損害保険会社が保険代理店への出向社員らから保険契約者情報を不正に取得していた問題で、金融庁は24日、東京海上日動火災保険など損保大手4社に対し、保険業法に基づく業務改善命令を出した。5月30日までに業務改善計画を提出するよう求めている。
 情報漏えいは遅くとも2014年度から始まり、4社で計約270万件に上る。金融庁は個人情報保護法や不正競争防止法上、不適切と判断しており、4社に対し経営責任の明確化も求めた。

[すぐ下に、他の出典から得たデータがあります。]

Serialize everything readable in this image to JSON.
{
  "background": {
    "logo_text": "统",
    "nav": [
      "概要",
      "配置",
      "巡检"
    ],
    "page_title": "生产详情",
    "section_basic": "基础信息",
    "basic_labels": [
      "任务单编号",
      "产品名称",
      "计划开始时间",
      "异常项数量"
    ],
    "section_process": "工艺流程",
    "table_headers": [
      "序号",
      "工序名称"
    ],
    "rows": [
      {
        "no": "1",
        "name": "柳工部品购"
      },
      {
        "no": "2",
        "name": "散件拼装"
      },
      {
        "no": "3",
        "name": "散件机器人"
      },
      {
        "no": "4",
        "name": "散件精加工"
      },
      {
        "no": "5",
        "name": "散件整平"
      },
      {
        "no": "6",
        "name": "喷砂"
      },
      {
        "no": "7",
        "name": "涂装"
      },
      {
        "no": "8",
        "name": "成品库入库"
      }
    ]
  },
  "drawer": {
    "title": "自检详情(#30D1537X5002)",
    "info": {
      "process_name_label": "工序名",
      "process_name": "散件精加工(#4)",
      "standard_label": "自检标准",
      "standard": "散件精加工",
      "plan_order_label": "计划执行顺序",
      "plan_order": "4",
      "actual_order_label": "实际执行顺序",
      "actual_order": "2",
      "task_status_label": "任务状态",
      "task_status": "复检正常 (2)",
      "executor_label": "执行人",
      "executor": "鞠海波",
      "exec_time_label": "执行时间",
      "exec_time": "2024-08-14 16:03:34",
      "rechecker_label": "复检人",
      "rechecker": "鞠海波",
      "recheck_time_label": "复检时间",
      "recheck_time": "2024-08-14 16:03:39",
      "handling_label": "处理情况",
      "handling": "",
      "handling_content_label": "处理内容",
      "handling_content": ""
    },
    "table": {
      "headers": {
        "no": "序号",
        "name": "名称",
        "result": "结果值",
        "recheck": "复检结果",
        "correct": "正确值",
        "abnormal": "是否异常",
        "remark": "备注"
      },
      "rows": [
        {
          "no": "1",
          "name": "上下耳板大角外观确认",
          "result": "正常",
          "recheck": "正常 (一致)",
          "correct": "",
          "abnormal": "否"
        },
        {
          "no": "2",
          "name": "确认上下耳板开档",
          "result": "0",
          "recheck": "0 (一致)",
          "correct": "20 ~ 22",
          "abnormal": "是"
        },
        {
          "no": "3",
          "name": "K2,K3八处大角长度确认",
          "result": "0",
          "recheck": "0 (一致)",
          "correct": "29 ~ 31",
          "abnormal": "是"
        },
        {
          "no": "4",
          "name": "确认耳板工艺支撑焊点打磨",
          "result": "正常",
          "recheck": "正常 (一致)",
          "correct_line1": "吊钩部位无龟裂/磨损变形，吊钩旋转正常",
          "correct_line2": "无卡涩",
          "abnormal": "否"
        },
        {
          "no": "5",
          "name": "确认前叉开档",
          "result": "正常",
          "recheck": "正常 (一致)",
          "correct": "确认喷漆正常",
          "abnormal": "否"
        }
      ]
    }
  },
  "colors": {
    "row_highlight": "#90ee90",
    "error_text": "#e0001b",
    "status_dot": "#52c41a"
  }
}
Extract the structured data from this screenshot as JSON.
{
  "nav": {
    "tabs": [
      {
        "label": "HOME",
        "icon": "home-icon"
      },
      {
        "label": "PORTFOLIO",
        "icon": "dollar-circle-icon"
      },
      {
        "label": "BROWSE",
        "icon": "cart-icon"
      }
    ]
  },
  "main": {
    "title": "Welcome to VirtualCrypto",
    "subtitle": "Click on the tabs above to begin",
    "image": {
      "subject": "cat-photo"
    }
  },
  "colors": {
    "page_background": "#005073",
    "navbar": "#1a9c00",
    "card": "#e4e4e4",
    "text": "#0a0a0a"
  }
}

 金融庁はまた、企業向け保険の価格調整問題を受けて4社が昨年提出した業務改善計画についても抜本的な見直しを要請。顧客保護重視の姿勢や法令順守体制の構築が不十分とみており、提出済みの改善計画の修正に踏み込むのは異例だ。
 業務改善命令の対象は、東京海上日動のほか損害保険ジャパン、三井住友海上火災保険、あいおいニッセイ同和損害保険の4社。
 4社は保険代理店を兼ねる自動車ディーラーなどからの一斉メールや、出向していた自社の社員から、競合他社の保険加入者などの情報を不正に取得。この問題で金融庁は昨年、4社に2度にわたり報告徴求命令を出している。
 業務改善命令を受け、東京海上日動は24日、「このような事態を二度と起こさないよう改善と再発防止に努める」とコメントした。